Ecco allora perché solo il Cristo può dire “Io sono il primo e l’ultimo, e il vivente. Ero morto, ma ecco sono vivo per i secoli dei secoli, e tengo le chiavi della morte e dell’Ades”(Apocalisse 1. 17,18).

 

Ora resta da esaminare l’ultimo verbo, “togliere”, visto nella pericope “Nessuno me la toglie”che ha connessione, come rilevato più volte, con l’impossibilità che avrebbero avuto gli uomini avversi a Gesù di fargli alcunché se non fosse stato loro permesso. In altri termini, quelli sottostarono alla Sua volontà anche nell’arrestarlo, processarlo, condannarlo e crocifiggerlo. Ricordiamo infatti tutti i tentativi andati a vuoto perché fosse “tolto di mezzo”prima del tempo stabilito tanto a Nazareth quanto a Gerusalemme. “Nessuno me la toglie”nel senso anche di “può togliermela” e molto avrebbero da meditare in proposito coloro che sostengono che Gesù non poteva essere Dio perché Dio non può morire, sofisma farisaico che non tiene conto, perché la rifiuta, della risurrezione dopo tre giorni.

 

Le ultime parole di Gesù nel nostro passo sono “Questo è il comando che ho ricevuto dal Padre mio”, ma va sottolineato che la parola “entolé” significa anche “mandato”che pare più appropriata perché nulla lascia supporre, negli scritti dell’Antico e del Nuovo Patto, che il Figlio sia stato costretto a donarsi in sacrificio, senza contare il fatto che, come detto poco prima, l’adesione a Dio sia tutto tranne che frutto di costrizione.

Il “mandato” di Gesù credo piuttosto consistesse nella libertà del dare la vita e di riprenderla con tutto ciò che questo avrebbe comportato: ciò viene ufficializzato nel momento storico della morte e resurrezione, ma in realtà si trattava di qualcosa che Padre, Figlio e Spirito Santo avevano concordato assieme prima ancora di stabilire tutte quelle leggi che governeranno gli equilibri dell’Universo e la vita sulla terra.

Assieme a tutto questo, c’erano anche i nostri nomi secondo Efesi 1.4: “In lui ci ha scelti prima della creazione del mondo, per essere santi e immacolati al suo cospetto nella carità, predestinandoci ad essere suoi figli adottivi per opera di Gesù Cristo, secondo il beneplacito della sua volontà”.

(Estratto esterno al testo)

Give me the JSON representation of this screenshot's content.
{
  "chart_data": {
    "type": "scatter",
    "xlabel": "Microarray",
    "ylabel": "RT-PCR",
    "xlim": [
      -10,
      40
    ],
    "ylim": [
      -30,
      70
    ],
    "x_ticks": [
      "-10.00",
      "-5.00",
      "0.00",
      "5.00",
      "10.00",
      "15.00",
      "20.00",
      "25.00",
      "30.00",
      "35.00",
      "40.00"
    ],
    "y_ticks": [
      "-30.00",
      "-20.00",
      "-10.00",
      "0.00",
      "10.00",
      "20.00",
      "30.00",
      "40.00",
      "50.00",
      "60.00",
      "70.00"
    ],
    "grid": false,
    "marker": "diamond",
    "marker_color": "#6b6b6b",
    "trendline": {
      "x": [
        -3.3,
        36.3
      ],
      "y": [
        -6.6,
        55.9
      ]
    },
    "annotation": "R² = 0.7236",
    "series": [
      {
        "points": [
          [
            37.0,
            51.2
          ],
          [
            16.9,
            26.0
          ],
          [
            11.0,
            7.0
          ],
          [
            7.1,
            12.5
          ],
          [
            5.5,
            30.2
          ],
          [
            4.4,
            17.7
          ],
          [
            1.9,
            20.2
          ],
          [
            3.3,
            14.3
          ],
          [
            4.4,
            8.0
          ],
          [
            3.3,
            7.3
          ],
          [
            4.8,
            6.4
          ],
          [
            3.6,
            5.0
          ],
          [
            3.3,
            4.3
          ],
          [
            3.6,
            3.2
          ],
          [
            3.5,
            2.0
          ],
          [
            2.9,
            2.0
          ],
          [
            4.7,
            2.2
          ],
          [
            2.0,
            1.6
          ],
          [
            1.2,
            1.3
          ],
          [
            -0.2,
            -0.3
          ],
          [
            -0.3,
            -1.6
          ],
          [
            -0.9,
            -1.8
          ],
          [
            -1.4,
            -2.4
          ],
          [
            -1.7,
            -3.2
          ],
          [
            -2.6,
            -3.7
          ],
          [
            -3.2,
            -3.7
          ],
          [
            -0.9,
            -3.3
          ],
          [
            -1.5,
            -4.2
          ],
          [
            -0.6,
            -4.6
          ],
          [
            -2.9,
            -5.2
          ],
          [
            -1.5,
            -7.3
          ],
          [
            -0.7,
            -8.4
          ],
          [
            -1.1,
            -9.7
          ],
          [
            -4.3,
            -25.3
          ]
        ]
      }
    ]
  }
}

Gli ultimi due versi del nostro passo descrivono la reazione dei Giudei che iniziano a dividersi in due fazioni una delle quali, la minoranza, fu in grado di collegare il principio del “buon pastore”e alla vita che sarebbe stata data e ripresa al miracolo del cieco nato: “Queste parole non sono di un indemoniato– constatazione oggettiva, diagnosi alla luce della conoscenza biblica che avevano e di quanto constatavano personalmente –; può forse un demonio aprire gli occhi ai ciechi?”. C’era dunque chi aveva conservato memoria di quel miracolo, avvenuto certo da poco tempo, eppure prontamente, volutamente dimenticato dagli altri che accusarono Gesù di essere “indemoniato e fuori di sé”, la stessa accusa a lui rivolta dai “suoi” parenti, presumiamo madre e fratelli, in Marco 3.21.